Rules Save Lives but do not Save Brains
- Every animal tries to create some order around its natural environment
- Likewise the history of human civilization is largely the attemp to control nature and structure life
- Human societies are environments in which the chaos of nature is greatly reduced
- This allows for humans to predict the future and therefore minimize threats to their survival
- One chaotic component of nature is humans themselves, the interaction among them.
- Societies invent rules and regulations to order and structure the interaction among humans. Therefore we have rules on how to dress, eat, drive, etc. There are rules on how to shop in a supermarket and how to eat in a restaurant.
- Language itself is based on rules
- The process of turning children into adults is largely a process of forcing them to obey rules, from "good manners" to language itself.
- We tend to call "civilized" a society that has many rules and "uncivilized" a society that has no rules.
- Rules have to be enforced by states and police officers. The more rules the more state we need in order to "protect" citizens from those who break the rules. States themselves are an outcome of this process towards structuring life.
- Humans raised in a society with many rules (a highly structured society) have trouble (and probably panic) when dropped in a society with fewer rules (an unstructured society)
- Rules help make society stable and predictable, i.e. safe and efficient. Each rule makes it easy for people to do what they do with their lives. For example, there are now so many rules about driving a car (and about building a car) that accidents have been greatly reduced.

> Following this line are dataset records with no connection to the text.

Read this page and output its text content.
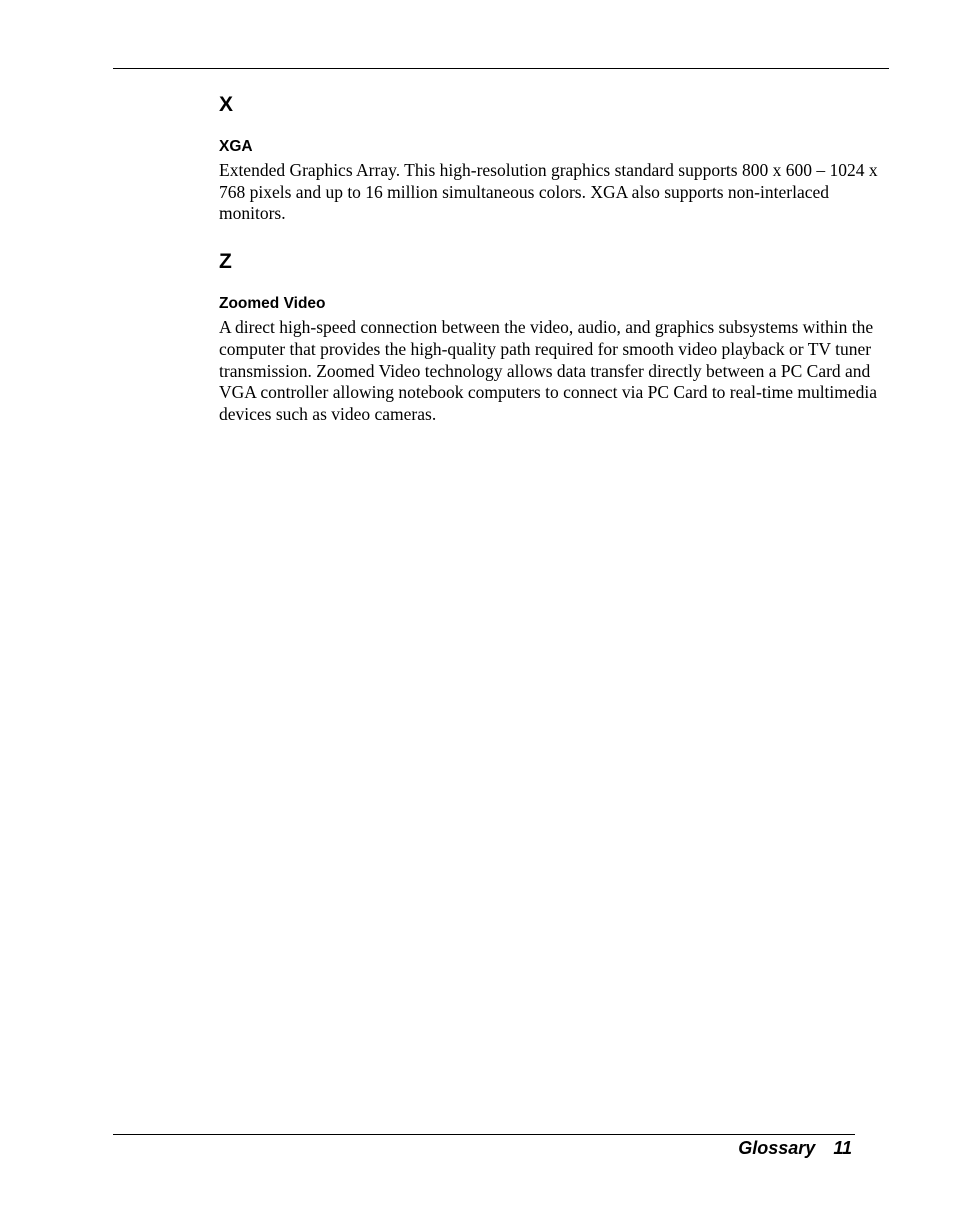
X
XGA

Extended Graphics Array. This high-resolution graphics standard supports 800 x 600 – 1024 x 768 pixels and up to 16 million simultaneous colors. XGA also supports non-interlaced monitors.

Z
Zoomed Video

A direct high-speed connection between the video, audio, and graphics subsystems within the computer that provides the high-quality path required for smooth video playback or TV tuner transmission. Zoomed Video technology allows data transfer directly between a PC Card and VGA controller allowing notebook computers to connect via PC Card to real-time multimedia devices such as video cameras.

Glossary 11
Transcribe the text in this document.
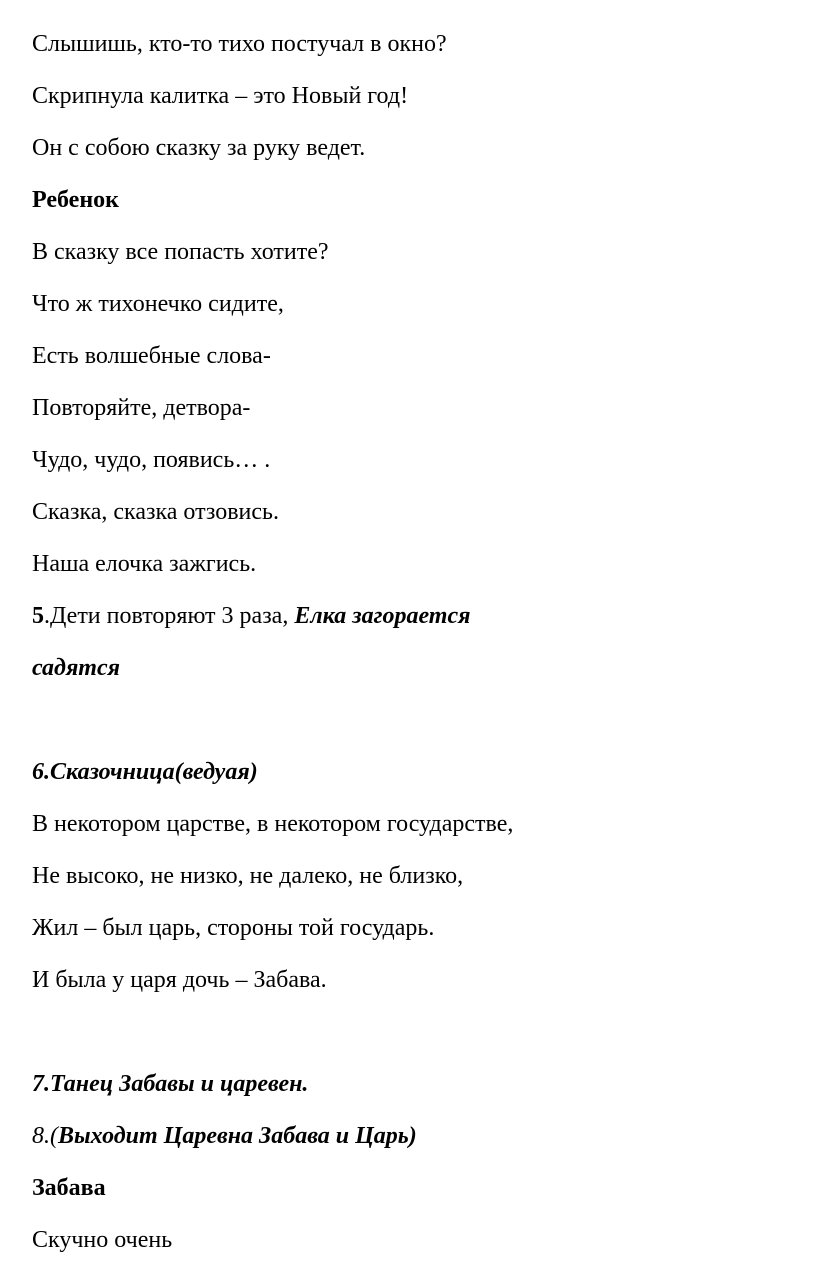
Слышишь, кто-то тихо постучал в окно?
Скрипнула калитка – это Новый год!
Он с собою сказку за руку ведет.
Ребенок
В сказку все попасть хотите?
Что ж тихонечко сидите,
Есть волшебные слова-
Повторяйте, детвора-
Чудо, чудо, появись… .
Сказка, сказка отзовись.
Наша елочка зажгись.
5.Дети повторяют 3 раза, Елка загорается
садятся
6.Сказочница(ведуая)
В некотором царстве, в некотором государстве,
Не высоко, не низко, не далеко, не близко,
Жил – был царь, стороны той государь.
И была у царя дочь – Забава.
7.Танец Забавы и царевен.
8.(Выходит Царевна Забава и Царь)
Забава
Скучно очень
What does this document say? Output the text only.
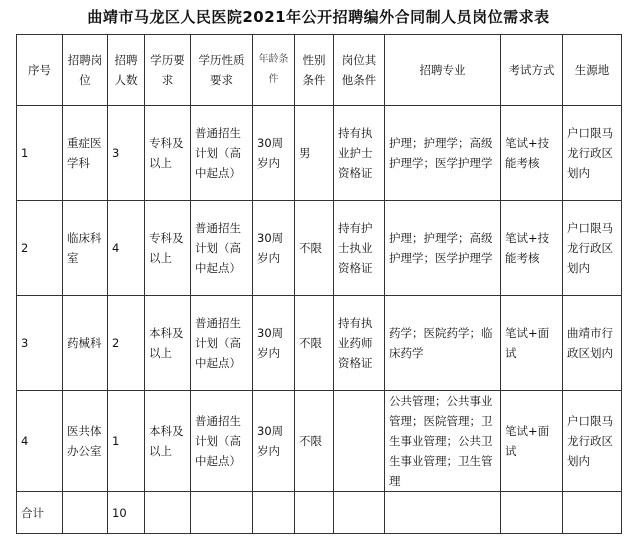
曲靖市马龙区人民医院2021年公开招聘编外合同制人员岗位需求表
序号	招聘岗位	招聘人数	学历要求	学历性质要求	年龄条件	性别条件	岗位其他条件	招聘专业	考试方式	生源地
1	重症医学科	3	专科及以上	普通招生计划（高中起点）	30周岁内	男	持有执业护士资格证	护理；护理学；高级护理学；医学护理学	笔试+技能考核	户口限马龙行政区划内
2	临床科室	4	专科及以上	普通招生计划（高中起点）	30周岁内	不限	持有护士执业资格证	护理；护理学；高级护理学；医学护理学	笔试+技能考核	户口限马龙行政区划内
3	药械科	2	本科及以上	普通招生计划（高中起点）	30周岁内	不限	持有执业药师资格证	药学；医院药学；临床药学	笔试+面试	曲靖市行政区划内
4	医共体办公室	1	本科及以上	普通招生计划（高中起点）	30周岁内	不限		公共管理；公共事业管理；医院管理；卫生事业管理；公共卫生事业管理；卫生管理	笔试+面试	户口限马龙行政区划内
合计		10								
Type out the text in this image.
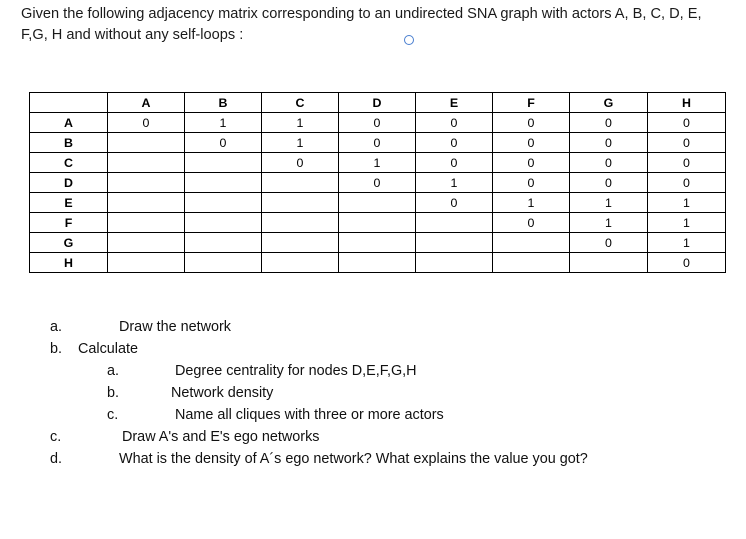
Given the following adjacency matrix corresponding to an undirected SNA graph with actors A, B, C, D, E,
F,G, H and without any self-loops :
	A	B	C	D	E	F	G	H
A	0	1	1	0	0	0	0	0
B		0	1	0	0	0	0	0
C			0	1	0	0	0	0
D				0	1	0	0	0
E					0	1	1	1
F						0	1	1
G							0	1
H								0
a.	Draw the network
b. Calculate
a.	Degree centrality for nodes D,E,F,G,H
b.	Network density
c.	Name all cliques with three or more actors
c.	Draw A's and E's ego networks
d.	What is the density of A´s ego network? What explains the value you got?
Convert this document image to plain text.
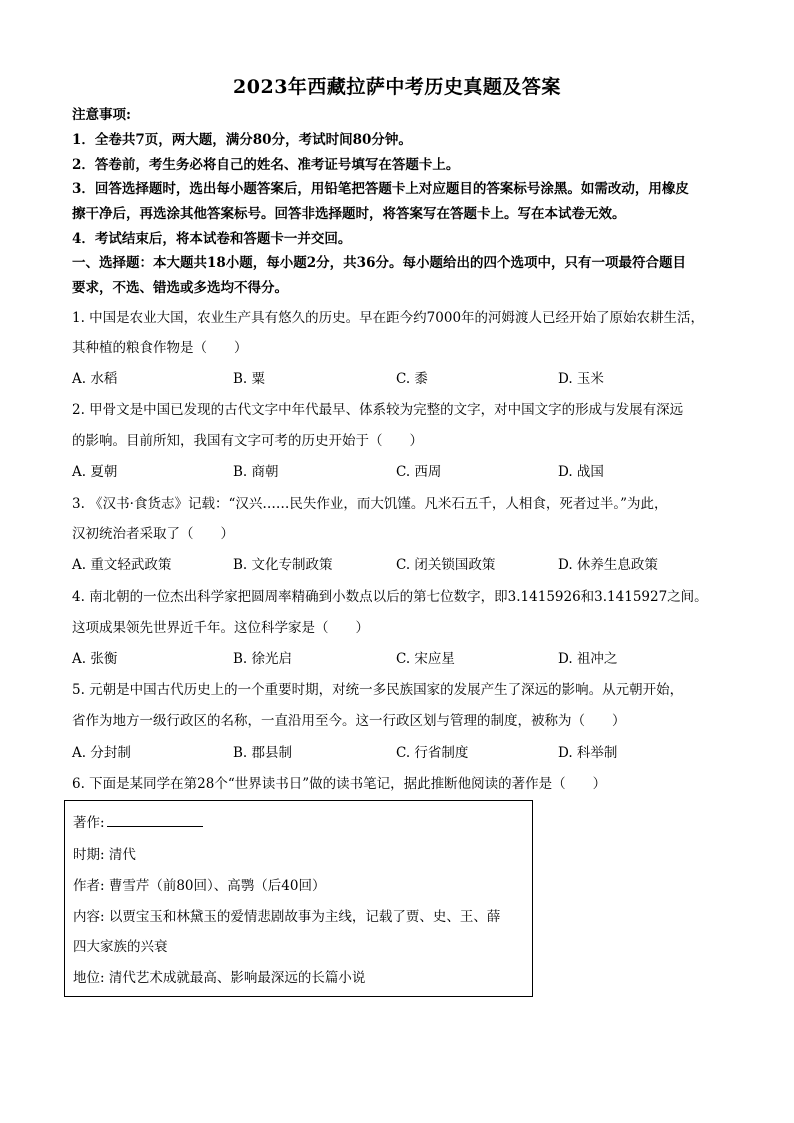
2023年西藏拉萨中考历史真题及答案
注意事项:
1．全卷共7页，两大题，满分80分，考试时间80分钟。
2．答卷前，考生务必将自己的姓名、准考证号填写在答题卡上。
3．回答选择题时，选出每小题答案后，用铅笔把答题卡上对应题目的答案标号涂黑。如需改动，用橡皮
擦干净后，再选涂其他答案标号。回答非选择题时，将答案写在答题卡上。写在本试卷无效。
4．考试结束后，将本试卷和答题卡一并交回。
一、选择题：本大题共18小题，每小题2分，共36分。每小题给出的四个选项中，只有一项最符合题目
要求，不选、错选或多选均不得分。
1. 中国是农业大国，农业生产具有悠久的历史。早在距今约7000年的河姆渡人已经开始了原始农耕生活，
其种植的粮食作物是（　　）
A. 水稻	B. 粟	C. 黍	D. 玉米
2. 甲骨文是中国已发现的古代文字中年代最早、体系较为完整的文字，对中国文字的形成与发展有深远
的影响。目前所知，我国有文字可考的历史开始于（　　）
A. 夏朝	B. 商朝	C. 西周	D. 战国
3. 《汉书·食货志》记载：“汉兴……民失作业，而大饥馑。凡米石五千，人相食，死者过半。”为此，
汉初统治者采取了（　　）
A. 重文轻武政策	B. 文化专制政策	C. 闭关锁国政策	D. 休养生息政策
4. 南北朝的一位杰出科学家把圆周率精确到小数点以后的第七位数字，即3.1415926和3.1415927之间。
这项成果领先世界近千年。这位科学家是（　　）
A. 张衡	B. 徐光启	C. 宋应星	D. 祖冲之
5. 元朝是中国古代历史上的一个重要时期，对统一多民族国家的发展产生了深远的影响。从元朝开始，
省作为地方一级行政区的名称，一直沿用至今。这一行政区划与管理的制度，被称为（　　）
A. 分封制	B. 郡县制	C. 行省制度	D. 科举制
6. 下面是某同学在第28个“世界读书日”做的读书笔记，据此推断他阅读的著作是（　　）
著作:
时期: 清代
作者: 曹雪芹（前80回）、高鹗（后40回）
内容: 以贾宝玉和林黛玉的爱情悲剧故事为主线，记载了贾、史、王、薛
四大家族的兴衰
地位: 清代艺术成就最高、影响最深远的长篇小说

- However, rules also restrict what people can think of doing. For example, people have become much less skilled at driving: they don't need to be skilled drivers.
- The more structured your society is, the less often you need to use your brain. When we install a traffic light in front of a school, we are creating a safer and more efficient environment for children. The price to pay is that those children won't need to use their brain to cross the street.
- The safest society is one in which what is not forbidden is mandatory. That society is the one that requires the least cognitive effort and provides the highest degree of safety.
- Ultimately, the most structured society will be a society in which every action has to comply with some rules, i.e. its citizens will de facto be robots with no brains.
- The choice is between living in a highly strucutred society in which life is safe and efficient but your brain is irrelevant (and actually dangerous) and an unstructered society in which life is unsafe and inefficient but your brain is very valuable (and actually indispensable to survive)
- Civilization seems a process to remove the brain from the decision process, to turn life into a simple sequence of rules that must be obeyed.
- Those rules are, of course, designed by brains. Therefore the ultimate function of brains within a society of brains seem to make sure that brains don't run the society, i.e. to commit a sort of suicide.
P.S.
- There is one major exception to the trend towards more and more regulated social life: we deregulated sex that used to be highly regulated, in fact one of the most regulated human activities.